After clustering cells by graph-based clustering method and visualizing by t-SNE dimension reduction, cell clustering results of the mouse embryo development process were obtained, and the number and type of cells in the subpopulation were displayed. Here, we take the sequencing results of E14.5 and E16.5 hearts as examples to analyse the transcriptional spectrum of CCS. As shown in Figure 3a,b, each dot represents a cell, and the color is used to distinguish different cell subpopulations. The closer the cell’s distance, the closer the gene expression profile is. Table 5 shows marker genes that define cardiomyocytes, fibroblasts, endothelial cells, macrophages, vascular smooth muscle cells (VSMC), epithelial cells, and mesoderm-derived cells. We found that the main cell types in the E14.4 heart include ventricular myocyte (VM), VSMC, endothelial cell, atrial myocyte (AM), erythroid cell, epicardial cell, macrophage, etc. But in addition to these cell types, the E16.5 heart also contains fibroblast and pericyte.

Fig. 3
figure 3

Subpopulations of cardiomyocytes and the developmental transcriptome of the CCS. (a,b) UMAP cell clustering results of cell types in E14.5 and E16.5 hearts. (c,d) Cardiomyocyte subpopulations of heart in E14.5 and E16.5 development stages.

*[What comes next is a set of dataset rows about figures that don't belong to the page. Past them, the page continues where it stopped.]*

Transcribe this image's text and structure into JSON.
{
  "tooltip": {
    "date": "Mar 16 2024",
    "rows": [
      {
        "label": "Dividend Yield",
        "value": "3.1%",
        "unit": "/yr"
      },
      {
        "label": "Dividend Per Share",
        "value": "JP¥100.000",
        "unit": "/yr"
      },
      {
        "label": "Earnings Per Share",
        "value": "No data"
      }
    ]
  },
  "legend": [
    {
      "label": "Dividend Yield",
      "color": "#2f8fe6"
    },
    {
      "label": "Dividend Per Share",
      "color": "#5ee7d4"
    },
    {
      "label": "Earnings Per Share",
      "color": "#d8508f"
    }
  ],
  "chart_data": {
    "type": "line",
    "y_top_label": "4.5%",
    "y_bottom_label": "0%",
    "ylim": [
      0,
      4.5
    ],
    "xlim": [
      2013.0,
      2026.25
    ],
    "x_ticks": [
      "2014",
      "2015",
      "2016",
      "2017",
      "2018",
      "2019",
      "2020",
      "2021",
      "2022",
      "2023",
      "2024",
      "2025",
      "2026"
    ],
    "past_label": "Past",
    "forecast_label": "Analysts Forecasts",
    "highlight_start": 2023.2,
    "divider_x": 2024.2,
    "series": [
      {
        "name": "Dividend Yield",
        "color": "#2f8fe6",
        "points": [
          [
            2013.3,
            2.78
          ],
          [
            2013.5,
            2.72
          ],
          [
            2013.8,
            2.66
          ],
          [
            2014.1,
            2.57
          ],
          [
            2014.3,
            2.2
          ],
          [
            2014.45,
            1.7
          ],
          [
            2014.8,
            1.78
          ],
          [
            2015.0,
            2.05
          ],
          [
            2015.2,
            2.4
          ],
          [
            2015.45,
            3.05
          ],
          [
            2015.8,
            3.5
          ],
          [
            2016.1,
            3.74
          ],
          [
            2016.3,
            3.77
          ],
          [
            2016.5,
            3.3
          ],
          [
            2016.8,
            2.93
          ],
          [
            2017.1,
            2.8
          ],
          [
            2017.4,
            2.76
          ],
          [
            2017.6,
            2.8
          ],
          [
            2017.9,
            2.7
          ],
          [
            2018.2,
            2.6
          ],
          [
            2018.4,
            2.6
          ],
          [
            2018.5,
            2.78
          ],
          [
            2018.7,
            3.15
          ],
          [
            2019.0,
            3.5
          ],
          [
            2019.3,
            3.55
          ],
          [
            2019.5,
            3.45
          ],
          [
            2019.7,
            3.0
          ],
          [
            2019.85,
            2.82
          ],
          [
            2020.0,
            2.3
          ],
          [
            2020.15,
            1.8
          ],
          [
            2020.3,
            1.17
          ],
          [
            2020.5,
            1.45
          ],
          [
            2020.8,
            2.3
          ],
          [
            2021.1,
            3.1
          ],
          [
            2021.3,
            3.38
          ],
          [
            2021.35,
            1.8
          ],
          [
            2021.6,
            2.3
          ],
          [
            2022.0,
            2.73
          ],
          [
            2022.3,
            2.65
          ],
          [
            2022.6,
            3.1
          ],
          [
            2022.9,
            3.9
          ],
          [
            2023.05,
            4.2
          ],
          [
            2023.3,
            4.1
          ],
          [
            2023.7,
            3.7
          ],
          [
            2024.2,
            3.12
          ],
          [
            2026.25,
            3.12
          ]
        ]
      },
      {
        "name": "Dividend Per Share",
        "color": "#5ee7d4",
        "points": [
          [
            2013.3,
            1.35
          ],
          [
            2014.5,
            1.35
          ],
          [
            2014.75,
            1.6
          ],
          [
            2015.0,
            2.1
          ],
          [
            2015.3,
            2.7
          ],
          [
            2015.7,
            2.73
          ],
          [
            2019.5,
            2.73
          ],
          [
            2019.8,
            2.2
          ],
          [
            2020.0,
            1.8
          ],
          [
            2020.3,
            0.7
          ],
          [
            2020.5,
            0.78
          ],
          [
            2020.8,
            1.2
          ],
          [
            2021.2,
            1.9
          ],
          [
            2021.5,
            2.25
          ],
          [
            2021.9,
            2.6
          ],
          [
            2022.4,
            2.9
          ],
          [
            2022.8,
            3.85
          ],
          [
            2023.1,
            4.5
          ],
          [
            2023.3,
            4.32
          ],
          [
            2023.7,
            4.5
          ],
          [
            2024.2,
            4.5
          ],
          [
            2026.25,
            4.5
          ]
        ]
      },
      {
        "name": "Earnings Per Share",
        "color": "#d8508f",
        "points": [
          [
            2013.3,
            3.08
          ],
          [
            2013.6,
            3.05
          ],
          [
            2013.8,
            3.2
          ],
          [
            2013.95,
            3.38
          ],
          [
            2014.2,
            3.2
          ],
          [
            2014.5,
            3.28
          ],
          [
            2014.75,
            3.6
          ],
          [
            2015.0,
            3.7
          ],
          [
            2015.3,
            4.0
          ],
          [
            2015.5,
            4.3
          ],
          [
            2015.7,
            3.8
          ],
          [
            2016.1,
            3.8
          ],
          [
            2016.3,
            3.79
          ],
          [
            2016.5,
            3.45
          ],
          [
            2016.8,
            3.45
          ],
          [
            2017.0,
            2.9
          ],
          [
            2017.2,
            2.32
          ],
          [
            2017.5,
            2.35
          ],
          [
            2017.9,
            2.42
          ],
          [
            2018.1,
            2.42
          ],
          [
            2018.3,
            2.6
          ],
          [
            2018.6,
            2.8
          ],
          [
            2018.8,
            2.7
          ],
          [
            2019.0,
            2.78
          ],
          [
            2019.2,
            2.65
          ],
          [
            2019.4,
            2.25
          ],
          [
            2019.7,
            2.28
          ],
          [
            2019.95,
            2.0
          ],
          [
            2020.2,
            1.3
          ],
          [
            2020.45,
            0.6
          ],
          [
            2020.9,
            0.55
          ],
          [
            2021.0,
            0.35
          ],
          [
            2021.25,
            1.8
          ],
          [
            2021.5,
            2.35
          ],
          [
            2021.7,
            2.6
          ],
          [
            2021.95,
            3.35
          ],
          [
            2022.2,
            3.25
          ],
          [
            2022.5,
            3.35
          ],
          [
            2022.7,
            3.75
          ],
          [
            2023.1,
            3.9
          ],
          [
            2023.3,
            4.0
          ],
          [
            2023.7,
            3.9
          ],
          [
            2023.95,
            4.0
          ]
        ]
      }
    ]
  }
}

Table 5 Cell type assignment based on the marker genes reported in previous studies.

At the same time, the UMAP unsupervised dimensionality reduction and clustering algorithm was used to unbiased classify cardiomyocytes obtained from the classification of cardiac cells (Figure 3c,d). According to the number in the figure, we can see a total of 11 cardiomyocyte subgroups in both E14.5 and E16.5 hearts.

Violin plots show that cell markers of atrial myocytes (Nppa, Gja5)13,29 (Figure 4a), ventricular myocytes (Myh6, Actn2, and Tnnt2)13,30 (Figure 4b) and cardiac conduction cells (Hcn4, Tbx3, cacna1g, Ephb3, and Cacna2d2)31 (Figure 4c) enriched in clusters.

Fig. 4
figure 4

The distribution of marker genes for the atrial myocytes, ventricular myocytes and CCS cells at E14.5 and E16.5 development stages. (a) The marker genes of atrial myocytes (Nppa and Gja5) and ventricular myocytes (Myh6, Actn2, and Tnnt2) enriched in different clusters. (b) The marker genes of CCS cells (Hcn4, Tbx3, cacna1g, Ephb3, and Cacna2d2) expressed in different clusters. AM: atrial myocytes; VM: ventricular myocytes; CCS: cardiac conduction system.